Maintenance therapy:  Electrolyte levels of dogs treated with DOCP should be checked 2 weeks after the initial dose, and then at weekly intervals.  This is necessary to determine the appropriate interval between DOCP injections.  Once either potassium rises above laboratory normals of sodium drops below the laboratory reference range, or both, it is time for the next shot.  This interval can range from every two to every 8 weeks.  Novartis, the manufacturer of Percorten, recommends an initial dose of 1mg/lb body weight, but I find most dogs of Beardie size or larger do well with an initial dose of 0.5 mg/lb.  If electrolyte levels are still normal after four weeks an even smaller dose can be given the next time.  Maintenance doses can be given either subcutaneously or intramuscularly, so owners should be able to give the shots themselves to lower their costs once the dog is stabilized.  While Florine-f can be used for maintenance treatment, it does not stabilize sodium and potassium concentrations as effectively as Percorten and is more expensive for dogs weighing more than 25 lbs.  With stable dogs it is only necessary to recheck electrolytes every four to six months or if the dog becomes ill. Because Percorten has no glucocorticoid activity it is necessary to give prednisolone (Beardies tolerate the artificial drug better than prednisone) at a dose of 2.5 or 5 mg every day or every other day.  The dose must be increased if the dog is stressed or if a stressful situation is anticipated.  In this case increase the prednisolone dose two or three days before the anticipated stress – travel, visitors, hospitalization, etc. 

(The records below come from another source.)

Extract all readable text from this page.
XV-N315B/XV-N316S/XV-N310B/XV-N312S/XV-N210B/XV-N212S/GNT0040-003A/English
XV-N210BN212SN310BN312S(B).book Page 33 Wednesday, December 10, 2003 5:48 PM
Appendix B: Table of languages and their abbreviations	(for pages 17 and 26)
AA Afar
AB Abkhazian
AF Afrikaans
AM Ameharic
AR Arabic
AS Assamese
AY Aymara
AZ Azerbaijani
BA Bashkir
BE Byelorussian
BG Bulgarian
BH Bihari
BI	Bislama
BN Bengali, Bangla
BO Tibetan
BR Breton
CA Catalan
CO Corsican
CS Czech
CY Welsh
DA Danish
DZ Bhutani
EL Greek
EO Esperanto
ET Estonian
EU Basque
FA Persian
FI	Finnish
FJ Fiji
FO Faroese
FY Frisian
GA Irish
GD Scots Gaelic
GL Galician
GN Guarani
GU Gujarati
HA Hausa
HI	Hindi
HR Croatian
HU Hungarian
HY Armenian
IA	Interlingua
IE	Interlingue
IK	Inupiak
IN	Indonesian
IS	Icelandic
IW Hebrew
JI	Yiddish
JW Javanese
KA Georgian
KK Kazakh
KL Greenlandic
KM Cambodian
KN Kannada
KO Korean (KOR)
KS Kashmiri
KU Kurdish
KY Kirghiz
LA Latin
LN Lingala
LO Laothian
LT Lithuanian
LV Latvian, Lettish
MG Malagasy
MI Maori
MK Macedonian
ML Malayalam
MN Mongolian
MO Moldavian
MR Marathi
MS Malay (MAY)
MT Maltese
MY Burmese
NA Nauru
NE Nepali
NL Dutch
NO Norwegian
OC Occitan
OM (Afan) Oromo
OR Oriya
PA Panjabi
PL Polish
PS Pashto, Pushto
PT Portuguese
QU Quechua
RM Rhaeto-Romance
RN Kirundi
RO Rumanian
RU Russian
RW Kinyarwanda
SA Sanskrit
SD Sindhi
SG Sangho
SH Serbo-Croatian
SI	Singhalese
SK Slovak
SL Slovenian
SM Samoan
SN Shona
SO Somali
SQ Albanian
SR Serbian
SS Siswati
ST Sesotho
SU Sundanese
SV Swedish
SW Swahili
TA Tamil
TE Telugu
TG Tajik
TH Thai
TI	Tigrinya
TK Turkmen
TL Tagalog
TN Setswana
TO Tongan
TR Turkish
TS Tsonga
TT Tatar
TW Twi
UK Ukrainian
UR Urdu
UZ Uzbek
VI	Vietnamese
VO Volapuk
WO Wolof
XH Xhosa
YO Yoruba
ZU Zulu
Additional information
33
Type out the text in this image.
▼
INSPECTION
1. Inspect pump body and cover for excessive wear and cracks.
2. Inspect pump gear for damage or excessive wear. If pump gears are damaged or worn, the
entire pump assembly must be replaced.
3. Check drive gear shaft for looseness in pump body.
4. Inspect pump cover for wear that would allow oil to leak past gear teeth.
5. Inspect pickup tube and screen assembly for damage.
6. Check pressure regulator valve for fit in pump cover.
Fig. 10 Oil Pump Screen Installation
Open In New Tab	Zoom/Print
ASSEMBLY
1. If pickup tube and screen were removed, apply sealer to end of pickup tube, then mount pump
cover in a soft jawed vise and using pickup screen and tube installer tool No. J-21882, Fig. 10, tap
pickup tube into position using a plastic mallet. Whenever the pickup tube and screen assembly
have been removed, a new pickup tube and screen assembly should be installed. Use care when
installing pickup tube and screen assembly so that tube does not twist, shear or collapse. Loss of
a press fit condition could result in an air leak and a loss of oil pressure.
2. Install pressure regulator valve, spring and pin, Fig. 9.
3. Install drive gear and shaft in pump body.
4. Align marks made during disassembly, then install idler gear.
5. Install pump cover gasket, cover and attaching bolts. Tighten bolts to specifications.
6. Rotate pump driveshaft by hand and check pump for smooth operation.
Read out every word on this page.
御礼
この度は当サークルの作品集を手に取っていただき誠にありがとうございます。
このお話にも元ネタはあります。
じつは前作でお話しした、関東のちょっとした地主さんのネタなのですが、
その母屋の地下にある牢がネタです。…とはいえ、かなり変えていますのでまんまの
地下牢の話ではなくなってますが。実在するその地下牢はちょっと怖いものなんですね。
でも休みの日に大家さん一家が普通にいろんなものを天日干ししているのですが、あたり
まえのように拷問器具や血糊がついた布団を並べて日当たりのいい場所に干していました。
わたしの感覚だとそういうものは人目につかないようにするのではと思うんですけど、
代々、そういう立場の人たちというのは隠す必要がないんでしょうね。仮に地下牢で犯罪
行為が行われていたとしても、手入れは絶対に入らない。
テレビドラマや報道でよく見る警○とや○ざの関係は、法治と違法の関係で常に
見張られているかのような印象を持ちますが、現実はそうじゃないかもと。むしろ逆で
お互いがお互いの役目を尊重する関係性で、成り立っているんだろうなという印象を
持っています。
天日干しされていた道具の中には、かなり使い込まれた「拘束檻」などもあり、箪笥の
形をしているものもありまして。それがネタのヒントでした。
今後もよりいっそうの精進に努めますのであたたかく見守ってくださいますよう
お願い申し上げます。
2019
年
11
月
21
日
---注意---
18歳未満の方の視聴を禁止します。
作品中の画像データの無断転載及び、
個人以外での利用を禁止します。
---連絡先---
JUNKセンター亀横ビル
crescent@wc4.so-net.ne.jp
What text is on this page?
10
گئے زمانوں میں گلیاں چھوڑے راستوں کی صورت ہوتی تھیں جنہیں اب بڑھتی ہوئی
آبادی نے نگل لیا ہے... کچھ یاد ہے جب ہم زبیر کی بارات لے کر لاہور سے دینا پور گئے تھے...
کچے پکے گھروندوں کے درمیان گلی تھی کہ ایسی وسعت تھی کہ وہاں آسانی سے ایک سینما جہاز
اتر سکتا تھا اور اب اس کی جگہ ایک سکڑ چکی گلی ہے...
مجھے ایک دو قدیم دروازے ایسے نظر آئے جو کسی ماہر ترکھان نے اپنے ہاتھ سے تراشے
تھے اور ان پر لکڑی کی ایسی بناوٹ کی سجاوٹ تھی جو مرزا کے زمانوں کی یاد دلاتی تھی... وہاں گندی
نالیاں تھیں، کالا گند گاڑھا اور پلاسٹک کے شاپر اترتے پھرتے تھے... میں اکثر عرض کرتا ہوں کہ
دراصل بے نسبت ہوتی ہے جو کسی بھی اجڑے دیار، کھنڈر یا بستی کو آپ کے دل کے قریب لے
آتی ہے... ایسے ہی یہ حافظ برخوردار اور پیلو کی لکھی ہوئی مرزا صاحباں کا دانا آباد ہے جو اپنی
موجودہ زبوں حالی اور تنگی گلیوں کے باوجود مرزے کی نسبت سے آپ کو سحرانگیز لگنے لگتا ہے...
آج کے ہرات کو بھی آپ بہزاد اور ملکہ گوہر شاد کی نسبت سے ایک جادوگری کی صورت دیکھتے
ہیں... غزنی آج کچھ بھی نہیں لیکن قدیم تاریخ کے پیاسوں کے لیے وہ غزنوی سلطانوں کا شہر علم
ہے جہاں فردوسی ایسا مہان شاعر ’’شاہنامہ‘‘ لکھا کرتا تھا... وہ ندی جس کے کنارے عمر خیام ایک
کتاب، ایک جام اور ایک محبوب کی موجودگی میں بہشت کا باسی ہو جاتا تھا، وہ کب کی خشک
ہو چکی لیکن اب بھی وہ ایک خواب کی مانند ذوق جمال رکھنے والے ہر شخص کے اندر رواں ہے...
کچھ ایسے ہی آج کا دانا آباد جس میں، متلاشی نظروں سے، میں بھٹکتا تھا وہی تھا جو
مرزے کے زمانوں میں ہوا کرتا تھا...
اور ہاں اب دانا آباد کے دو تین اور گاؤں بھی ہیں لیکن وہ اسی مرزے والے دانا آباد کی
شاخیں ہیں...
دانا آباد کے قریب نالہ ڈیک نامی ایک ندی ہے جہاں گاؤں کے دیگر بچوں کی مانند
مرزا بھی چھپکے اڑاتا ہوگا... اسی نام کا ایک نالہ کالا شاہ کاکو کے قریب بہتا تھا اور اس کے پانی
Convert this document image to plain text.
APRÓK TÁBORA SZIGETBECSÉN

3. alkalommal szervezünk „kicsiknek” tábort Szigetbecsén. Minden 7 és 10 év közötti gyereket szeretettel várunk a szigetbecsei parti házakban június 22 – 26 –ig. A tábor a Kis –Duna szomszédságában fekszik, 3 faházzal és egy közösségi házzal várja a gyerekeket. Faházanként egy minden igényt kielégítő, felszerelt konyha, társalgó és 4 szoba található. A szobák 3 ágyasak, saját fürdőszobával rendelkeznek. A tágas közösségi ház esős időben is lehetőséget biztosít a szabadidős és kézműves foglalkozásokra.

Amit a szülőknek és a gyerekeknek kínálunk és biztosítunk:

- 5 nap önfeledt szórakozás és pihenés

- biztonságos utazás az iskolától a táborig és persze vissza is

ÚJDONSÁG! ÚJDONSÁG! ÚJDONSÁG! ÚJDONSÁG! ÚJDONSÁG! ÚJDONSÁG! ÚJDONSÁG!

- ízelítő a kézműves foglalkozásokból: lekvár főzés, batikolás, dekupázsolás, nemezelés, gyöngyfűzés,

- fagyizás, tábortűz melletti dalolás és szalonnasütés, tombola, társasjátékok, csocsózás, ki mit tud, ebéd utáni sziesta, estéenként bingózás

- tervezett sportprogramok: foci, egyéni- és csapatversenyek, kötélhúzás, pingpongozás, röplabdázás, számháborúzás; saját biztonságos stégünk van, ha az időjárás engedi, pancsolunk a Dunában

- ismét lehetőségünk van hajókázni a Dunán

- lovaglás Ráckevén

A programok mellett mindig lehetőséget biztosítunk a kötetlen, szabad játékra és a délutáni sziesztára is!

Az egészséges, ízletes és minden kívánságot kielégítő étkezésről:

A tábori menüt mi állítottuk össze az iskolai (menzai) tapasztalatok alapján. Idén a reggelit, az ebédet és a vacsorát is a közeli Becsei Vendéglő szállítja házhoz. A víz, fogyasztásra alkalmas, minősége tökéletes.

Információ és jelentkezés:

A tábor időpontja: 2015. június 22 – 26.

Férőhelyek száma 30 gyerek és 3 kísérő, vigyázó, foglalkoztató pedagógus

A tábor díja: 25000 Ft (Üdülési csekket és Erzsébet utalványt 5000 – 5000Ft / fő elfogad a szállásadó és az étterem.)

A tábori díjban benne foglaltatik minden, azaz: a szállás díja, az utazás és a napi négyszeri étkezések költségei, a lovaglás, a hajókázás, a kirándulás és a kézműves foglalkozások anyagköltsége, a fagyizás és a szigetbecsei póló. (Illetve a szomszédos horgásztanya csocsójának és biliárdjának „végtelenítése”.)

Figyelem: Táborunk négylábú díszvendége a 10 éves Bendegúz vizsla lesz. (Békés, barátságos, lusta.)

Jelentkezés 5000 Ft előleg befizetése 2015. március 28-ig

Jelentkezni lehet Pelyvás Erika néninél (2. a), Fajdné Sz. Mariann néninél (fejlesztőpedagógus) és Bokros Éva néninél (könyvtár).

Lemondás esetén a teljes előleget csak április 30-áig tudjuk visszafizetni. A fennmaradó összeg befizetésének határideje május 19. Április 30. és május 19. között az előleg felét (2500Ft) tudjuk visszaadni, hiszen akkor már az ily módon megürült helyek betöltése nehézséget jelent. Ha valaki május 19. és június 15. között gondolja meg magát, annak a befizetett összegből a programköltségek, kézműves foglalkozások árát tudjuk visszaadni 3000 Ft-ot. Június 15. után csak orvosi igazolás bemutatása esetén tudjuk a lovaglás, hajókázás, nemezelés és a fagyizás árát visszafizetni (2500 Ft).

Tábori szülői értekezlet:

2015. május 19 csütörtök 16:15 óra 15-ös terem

While Addison’s is not a disease anyone would wish for, most dogs are well maintained and can expect a fairly normal life span and other diseases are usually responsible for their deaths.  Owners become especially keyed into their dogs and recognize situations that cause their dog stress and tweak drug doses accordingly.  One of the biggest risks now seems to be that anytime the dog appears not to be functioning optimally owners increase medication dose, often without consulting their veterinarian.  This response seems to be encouraged by the Internet Addison’s groups.  As a result I have seen a lot of dogs over-medicated several fold.  If your dog is taking more than the recommended dose of either Percorten or Florine-f (0.015-0.2 mg/kg/day, although I have maintained Addisonian Beardies well on doses as low as 0.1 mg a day), do consider the possibility that your dog is being over-medicated.  Fortunately, there is less risk of this happening if the dog is getting Percorten injections.